Longfellow Community Home Price Comparisons

The Longfellow Community of Minneapolis is made up of four neighborhoods, Hiawatha, Howe, Cooper, and Longfellow (kind of like NY, NY, but Longfellow, Longfellow, Minneapolis). On the heat map below, from Trulia, the four neighborhoods on the inverted pyramid are:

Longfellow: Upper left
Cooper: Upper Right
Howe: Middle
Hiawatha: South (near Minnehaha Park).

The heat map shows the average listing price for each neighborhood for the previous week. That’s pretty consistent. The stuff closer to the river costs a bit more. However, the stuff closer to the light rail on Hiawatha is doing pretty well these days.

Zillow has trend information based on the average values of home prices by neighborhood. Here is a look at the four:

Longfellow Community Real Estate Prices

That sure makes it look like the Hiawatha neighborhood is on one heck of a run. While prices are still down from their all-time highs, Hiawatha seems to be recovering at a faster rate than its neighboring neighborhoods to the north.

What does Hiawatha have going for it?

A reconstructed bike trail on West River Parkway.
Minnehaha Park
Sea Salt
Walkable to the 46th St Station LRT
The Riverview Theater
Parkway Pizza
Easy access to shopping in in the Highland Park neighborhood of St. Paul (and cheaper housing).

I’m sure there are at least a few Hiawatha residents reading this blog. What have you been doing that’s made you so darn attractive?

5 thoughts on “Longfellow Community Home Price Comparisons”

  1. Must be that gaping hole at 46th and 46th. Actually, it looks like Hiawatha’s turnaround coincides nicely with my move out of the neighborhood. I’m guessing if you look at the same time period for ECCO, you’ll find a corresponding dropoff in home values.

  2. I live half a block from Minnehaha Park and I know for sure that’s a big reason why the houses that have gone on the market in this area have sold quickly for good prices. The 46th street station has yet to be developed so there is great potential there as well. Now if we could just get a Trader Joe’s put in by the station, I (and most of my neighbors) would be in heaven. My particular ‘hood (the blocks between 46th street and the park) have our own website and regularly use it to alert about the occasional issues, borrowing/trading, upcoming events. There just seems to be a really strong sense of ownership to our ‘hood.

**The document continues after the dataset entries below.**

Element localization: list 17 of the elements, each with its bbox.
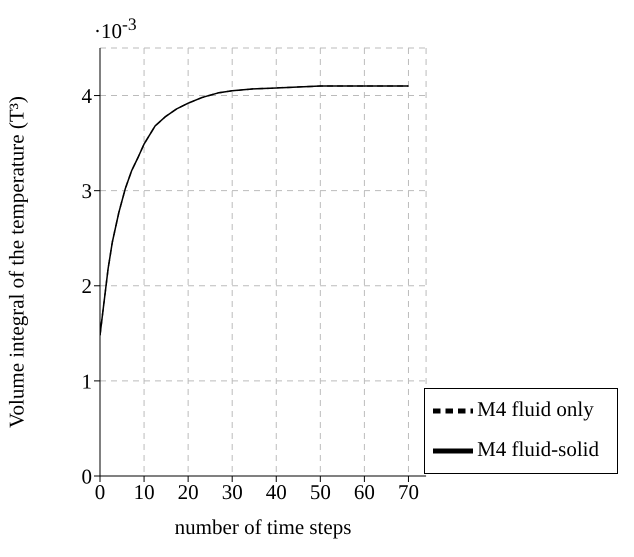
y-tick-label: 4 bbox=[82, 84, 92, 108]
y-tick-label: 1 bbox=[82, 369, 92, 394]
x-tick-label: 40 bbox=[266, 480, 287, 504]
x-tick-label: 60 bbox=[354, 480, 375, 504]
legend-label: M4 fluid only bbox=[477, 396, 594, 421]
y-tick-label: 3 bbox=[82, 179, 92, 204]
x-tick-label: 20 bbox=[178, 480, 199, 504]
legend-label: M4 fluid-solid bbox=[477, 436, 599, 461]
y-tick-label: 0 bbox=[82, 464, 92, 488]
x-tick-label: 10 bbox=[134, 480, 155, 504]
x-axis-title: number of time steps bbox=[174, 515, 352, 539]
y-axis-title: Volume integral of the temperature (T³) bbox=[4, 96, 28, 428]
text: ·10$^{-3}$ bbox=[94, 14, 137, 44]
x-tick-label: 50 bbox=[310, 480, 331, 504]
x-tick-label: 70 bbox=[398, 480, 419, 504]
y-tick-label: 2 bbox=[82, 274, 92, 298]
x-tick-label: 30 bbox=[222, 480, 243, 504]
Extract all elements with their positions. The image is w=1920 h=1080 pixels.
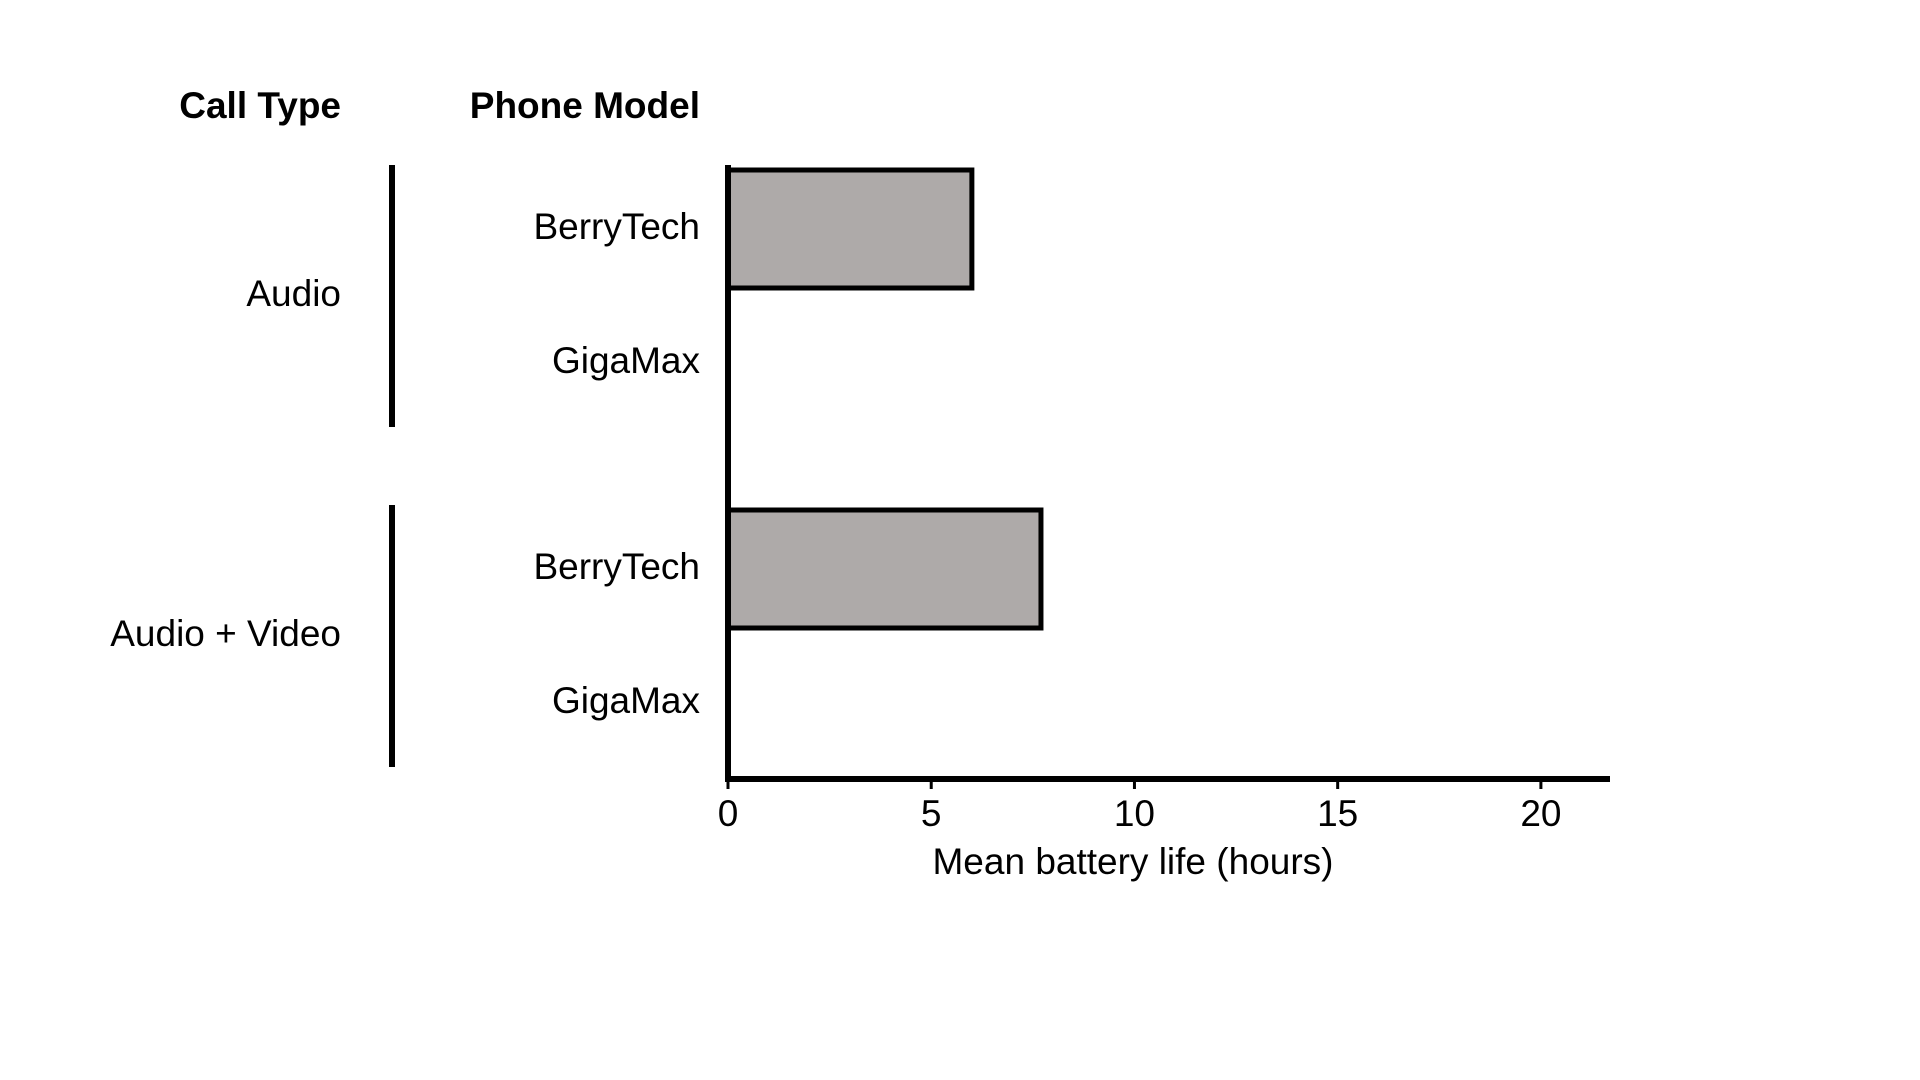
group-label: Audio xyxy=(246,273,341,314)
y-tick-label: BerryTech xyxy=(533,206,700,247)
y-tick-label: GigaMax xyxy=(552,340,701,381)
y-tick-label: BerryTech xyxy=(533,546,700,587)
x-tick-label: 10 xyxy=(1114,793,1155,834)
x-tick-label: 5 xyxy=(921,793,942,834)
x-tick-label: 0 xyxy=(718,793,739,834)
bar xyxy=(725,167,975,291)
y-tick-label: GigaMax xyxy=(552,680,701,721)
x-tick-label: 20 xyxy=(1520,793,1561,834)
group-label: Audio + Video xyxy=(110,613,341,654)
x-tick-label: 15 xyxy=(1317,793,1358,834)
category-header: Phone Model xyxy=(470,85,700,126)
bar xyxy=(725,507,1044,631)
x-axis-label: Mean battery life (hours) xyxy=(932,841,1333,882)
group-header: Call Type xyxy=(179,85,341,126)
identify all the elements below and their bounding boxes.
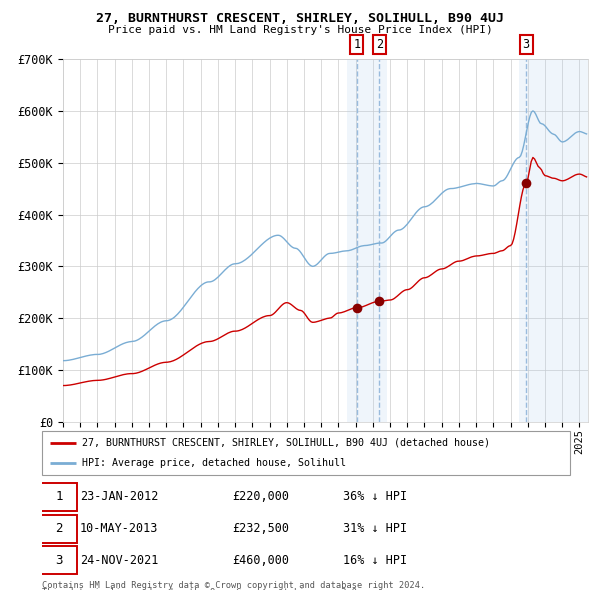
FancyBboxPatch shape [41, 546, 77, 574]
Text: 27, BURNTHURST CRESCENT, SHIRLEY, SOLIHULL, B90 4UJ (detached house): 27, BURNTHURST CRESCENT, SHIRLEY, SOLIHU… [82, 438, 490, 448]
Text: 2: 2 [55, 522, 62, 535]
Text: 10-MAY-2013: 10-MAY-2013 [80, 522, 158, 535]
Text: 3: 3 [523, 38, 530, 51]
Text: 23-JAN-2012: 23-JAN-2012 [80, 490, 158, 503]
Text: £232,500: £232,500 [232, 522, 289, 535]
Text: Contains HM Land Registry data © Crown copyright and database right 2024.: Contains HM Land Registry data © Crown c… [42, 581, 425, 589]
Text: This data is licensed under the Open Government Licence v3.0.: This data is licensed under the Open Gov… [42, 588, 362, 590]
Text: 27, BURNTHURST CRESCENT, SHIRLEY, SOLIHULL, B90 4UJ: 27, BURNTHURST CRESCENT, SHIRLEY, SOLIHU… [96, 12, 504, 25]
Text: 16% ↓ HPI: 16% ↓ HPI [343, 554, 407, 567]
Text: 36% ↓ HPI: 36% ↓ HPI [343, 490, 407, 503]
Text: 24-NOV-2021: 24-NOV-2021 [80, 554, 158, 567]
FancyBboxPatch shape [41, 483, 77, 511]
Text: 31% ↓ HPI: 31% ↓ HPI [343, 522, 407, 535]
FancyBboxPatch shape [42, 431, 570, 475]
Bar [519, 59, 588, 422]
Text: Price paid vs. HM Land Registry's House Price Index (HPI): Price paid vs. HM Land Registry's House … [107, 25, 493, 35]
FancyBboxPatch shape [41, 514, 77, 543]
Bar [347, 59, 386, 422]
Text: 1: 1 [353, 38, 361, 51]
Text: HPI: Average price, detached house, Solihull: HPI: Average price, detached house, Soli… [82, 458, 346, 468]
Text: 2: 2 [376, 38, 383, 51]
Text: 3: 3 [55, 554, 62, 567]
Text: £460,000: £460,000 [232, 554, 289, 567]
Text: £220,000: £220,000 [232, 490, 289, 503]
Text: 1: 1 [55, 490, 62, 503]
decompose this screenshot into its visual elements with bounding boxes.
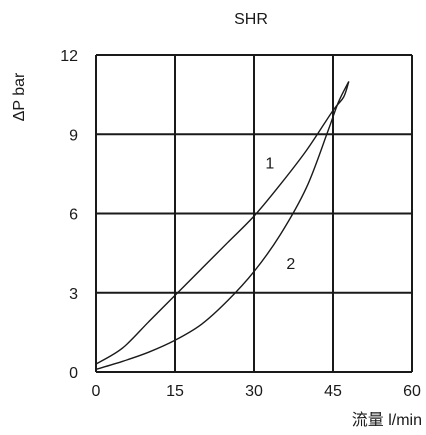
x-tick-label: 60 bbox=[403, 383, 421, 400]
x-tick-label: 30 bbox=[245, 383, 263, 400]
chart-series bbox=[95, 81, 350, 371]
y-axis-label: ΔP bar bbox=[11, 72, 28, 121]
x-tick-label: 0 bbox=[92, 383, 101, 400]
series-label-2: 2 bbox=[286, 256, 295, 273]
y-tick-label: 12 bbox=[60, 48, 78, 65]
series-line-1 bbox=[95, 81, 350, 365]
series-line-2 bbox=[95, 81, 350, 371]
series-label-1: 1 bbox=[265, 156, 274, 173]
series-labels: 12 bbox=[265, 156, 295, 273]
x-tick-label: 15 bbox=[166, 383, 184, 400]
x-axis-label: 流量 l/min bbox=[352, 411, 422, 429]
chart-grid bbox=[95, 54, 413, 373]
x-tick-label: 45 bbox=[324, 383, 342, 400]
y-tick-label: 6 bbox=[69, 207, 78, 224]
chart-title: SHR bbox=[234, 11, 268, 28]
y-tick-label: 0 bbox=[69, 365, 78, 382]
y-tick-label: 9 bbox=[69, 127, 78, 144]
y-tick-label: 3 bbox=[69, 286, 78, 303]
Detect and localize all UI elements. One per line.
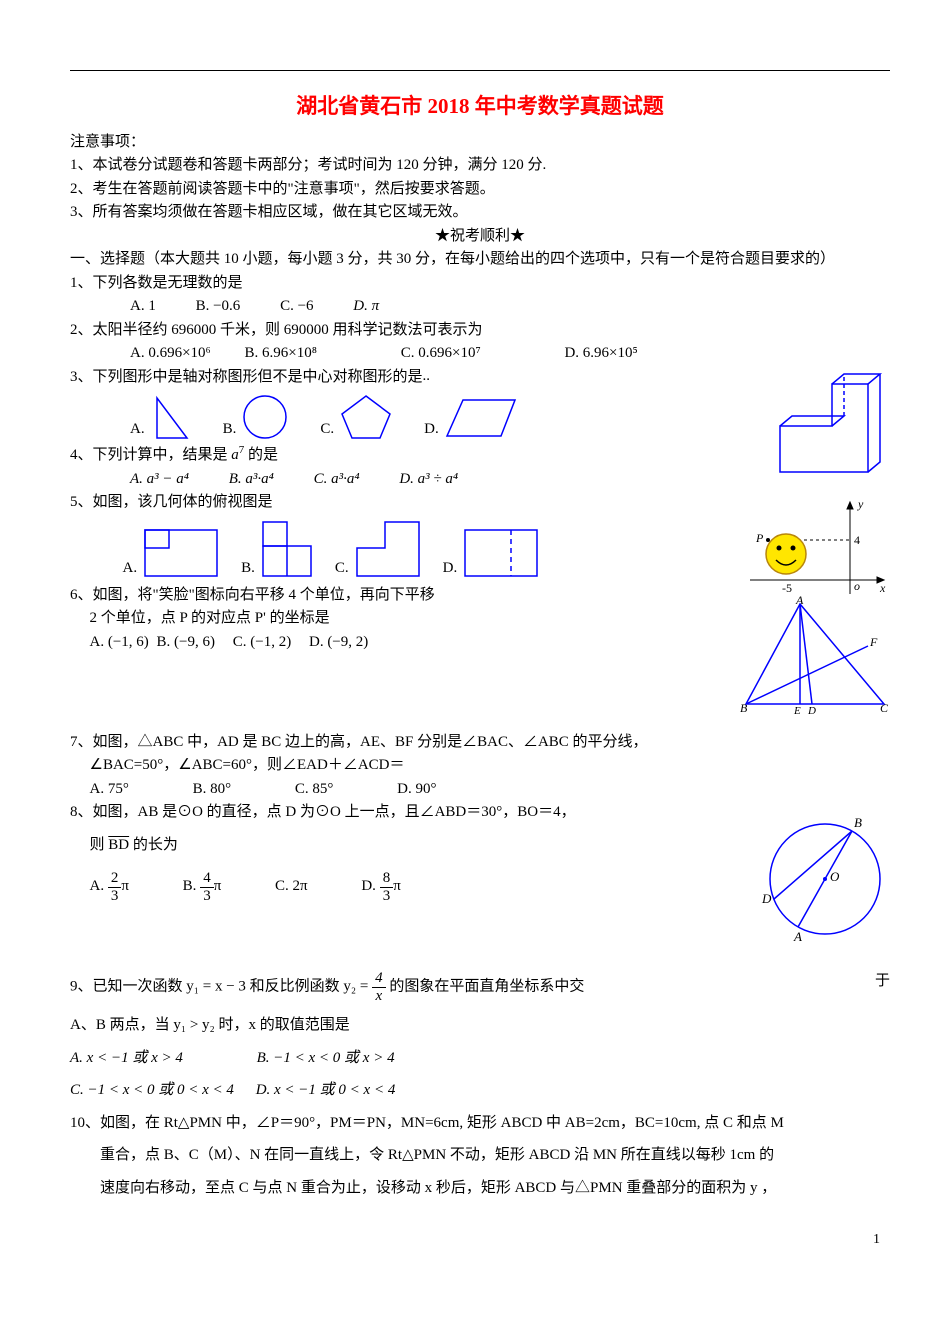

  3. C’mon Ed, you have to ask why everyone wants to live by the Deitches? People just like seeing Hank around town. Labradoodles make people happy and willing to pay more for their happiness. 😉

  4. I ended up buying in HPDL neighborhood(s), but I looked at Hiawatha extensively. For me, two of your factors, the LRT station and the reconstructed West River Parkway were the factors which had me looking their, since I work on the UMN campus. However, the Hiawatha neighborhood seemed to have a slightly burgulary rate, which was the reason I was weary to move their and one of the reasons ended up in Hale… Although there were other factors – such as the I liked the house much better, too :-).

    Source: http://www.ci.minneapolis.mn.us/police/crime%2Dstatistics/codefor/statistics.asp

  5. Hiawatha represent!

    The area also has the “suburban” area between Dowling and 42nd and also Becketwood, which both have higher prices than normal for the neighborhood.

    All Hiawatha needs is a grocery store. I’m glad that they didn’t decide to put in a Cub or Rainbow near the 46th St Station, but we need something. Trader Joe’s would be great, or a Co-op.